O julgamento do Marco Civil da Internet pelo STF é um passo importante, mas precisa ser complementado por medidas legislativas robustas, como a aprovação do Projeto de Lei Complementar (PLP) 234/2023, de autoria do deputado Arlindo Chinaglia (PT/SP). Esse projeto, que institui a Lei Geral de Empoderamento de Dados, visa devolver ao cidadão a titularidade sobre seus dados, atualmente explorados comercialmente pelas big techs e contribuir para a verdadeira cidadania digital. Ao garantir a privacidade e a propriedade dos dados, o projeto contribui para a criação de um ecossistema digital mais justo e transparente.

A ausência de regulamentação adequada, somada à falta de comunicação governamental eficaz, tem permitido que grupos que exploram a insatisfação popular ampliem mensagem de cunho conspiratório, além de consolidar a presença da extrema direita nesse espaço. Isso tem levado a que influenciadores digitais alinhados a discursos extremistas não apenas promovam campanha de ódio e desinformação, como se remunerem por suas atividades criminosas, por meio da monetização de conteúdos. Esses indivíduos frequentemente utilizam suas plataformas para atacar autoridades, movimentos sociais e cívicos, enquanto buscam proteção política para perpetuar práticas criminosas. Esse ciclo vicioso, onde o crime compensa, precisa ser interrompido por meio de uma regulamentação que responsabilize tanto as plataformas quanto os usuários e permita a depuração de conteúdos criminosos nas plataformas.

A experiência recente das eleições municipais de 2024 ilustra como a manipulação de algoritmos pelas big techs pode influenciar o resultado eleitoral. Apesar da interrupção temporária da X, por decisão judicial, e a mediação de conteúdos, que a Meta ainda praticava naquele período, tenham limitado parcialmente o impacto da extrema direita, a falta de uma regulação mais ampla deixou o terreno propício para a perpetuação de práticas abusivas.

Frente a esse cenário, é essencial que o governo federal atue de forma coordenada em duas frentes complementares: implemente uma comunicação eficaz e inclusiva que reconheça a importância das redes sociais como espaço central para o debate público, e promova uma regulamentação robusta que garanta a responsabilidade das plataformas e dos usuários. Somente assim será possível enfrentar os desafios impostos pelas redes sociais e criar um ambiente digital que promova a democracia, o respeito às instituições e o bem comum.

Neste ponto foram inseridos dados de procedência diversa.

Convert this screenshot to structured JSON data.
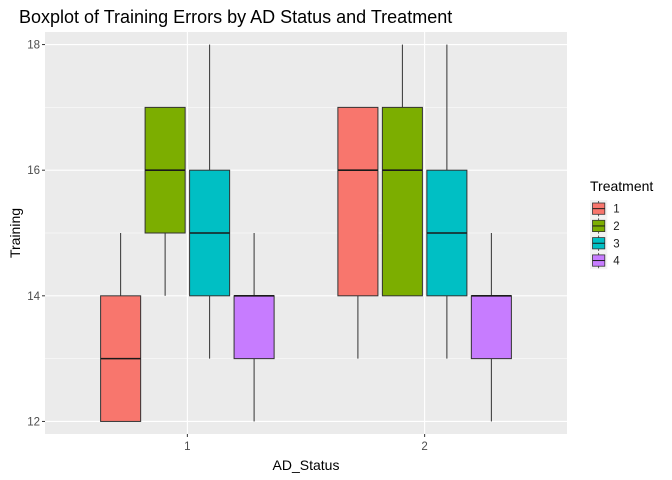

Antônio Augusto de Queiroz é jornalista, analista e consultor político, mestre em Políticas Públicas e Governo pela FGV. É sócio-diretor da empresa “Consillium Soluções Institucionais e Governamentais”, foi diretor de Documentação do Diap e é membro da Câmara Técnica de Transformação do Estado, do Ministério da Gestão e da Inovação em Serviços Públicos, e do Conselho de Desenvolvimento Econômico e Social Sustentável da Presidência da República – o Conselhão.